In fact it was Border Patrol who the Erie County Sheriff’s Office called. They took him in their system, saw that ICE didn’t want to have custody of him, and then instead of, in their words, releasing him from the Border Patrol station, gave him a quote-unquote “courtesy ride” to the closed Tim Hortons. My colleague was there the other day and confirmed that while the drive-thru of that coffee shop was open, the lobby was not. He was not able to enter and sit down in the quote-unquote “warm, safe location” that Border Patrol said it was.

He then wandered the city for several days. When the 911 call came in, the woman who called said that she had seen him three hours earlier alive but did not call until three hours later when he was dead. This is somewhat ironic because Buffalo calls itself the “City of Good Neighbors” yet there were many people over the course of those five days who saw him, perhaps even interacted with him, and did nothing.

JUAN GONZÁLEZ: Dale, this was a person who was a refugee in the country? What have you been able to tell about why he was jailed for a year originally?

J. DALE SHOEMAKER: This is a tragic situation. He was resettled in Buffalo by one of our refugee resettlement agencies. He was living in Malaysia for a period of about a decade, I am told, before eventually being allowed into the United States as a legal refugee in December 2024. Now as I’m sure you know, the winters in Buffalo are pretty cold and he was used to warmer climates. So he and his family were cooped up in their new home in Buffalo for several weeks.

We had a sunny day in February last year and he decided to venture outside for a walk. He is nearly blind. He has got totally no vision in one eye and he has partial a little bit blurry vision in another eye. He sets out for a walk in his neighborhood in the West Side of Buffalo and makes his way to a store where he purchases a curtain rod to use as a walking stick.

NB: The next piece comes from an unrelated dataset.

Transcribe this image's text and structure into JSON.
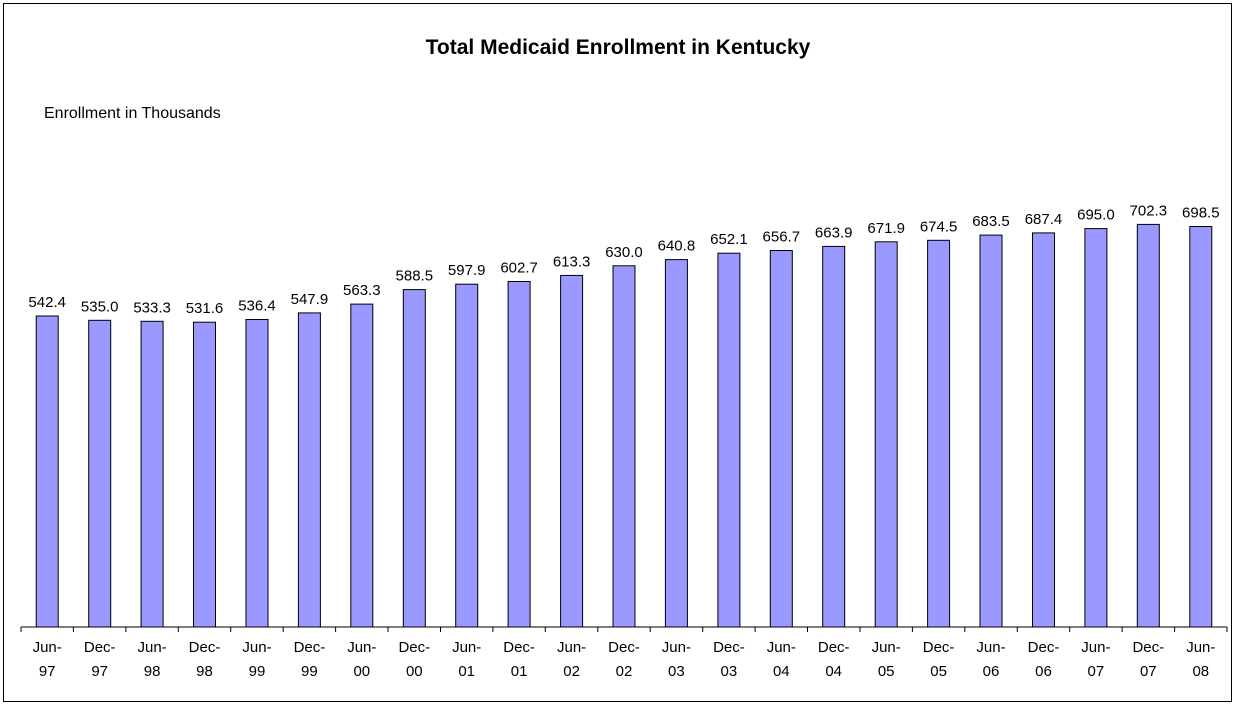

When the weather turned bad, he got lost in the neighborhood, which again he was new to. He ends up in the backyard of a woman on Tonawanda Street. When he’s there, the woman thinks he’s breaking in. She says he let the dog out when he went into the backyard. Police roll up and they come in hot. We got the body camera footage yesterday showing that the moment that officers arrive they are screaming at him to drop his weapon—that’s his curtain rod—and to submit for arrest, basically. They, in the body camera footage that we reviewed, say after he is in handcuffs that they nearly pulled out their guns and shot him.

He is then charged with assault. He again speaks no English so he had no idea what was going on. He had no idea where he was or what these officers were ordering him to do. So once he is on the ground with these officers, he does bite them at one point and he gets charged with assault. He is taken to the jail.

At that time, the attorneys and the family agree that if he was bailed out at that point in time, ICE would take custody of him and he might get disappeared into the ICE detention system in the United States or possibly even deported to a country that he was not familiar with. Instead of letting that—

AMY GOODMAN: Dale, we just have 30 seconds. Your final words?

J. DALE SHOEMAKER: Instead of letting him get bailed out, they let him sit there. He pleads out earlier this year and that is when the issue with Border Patrol happens. They pick him up with no notice, no warning, and they drop him at the coffee shop. And [INAUDIBLE]—

AMY GOODMAN: His family reported him missing, and the next thing they knew he was found dead in the cold. J. Dale Shoemaker, we want to thank you for being with us, reporter for Investigative Post. We will link to your piece headlined Blind refugee abandoned by Border Patrol is dead. Dale attended Nurul Amin Shah Alam’s funeral on Thursday.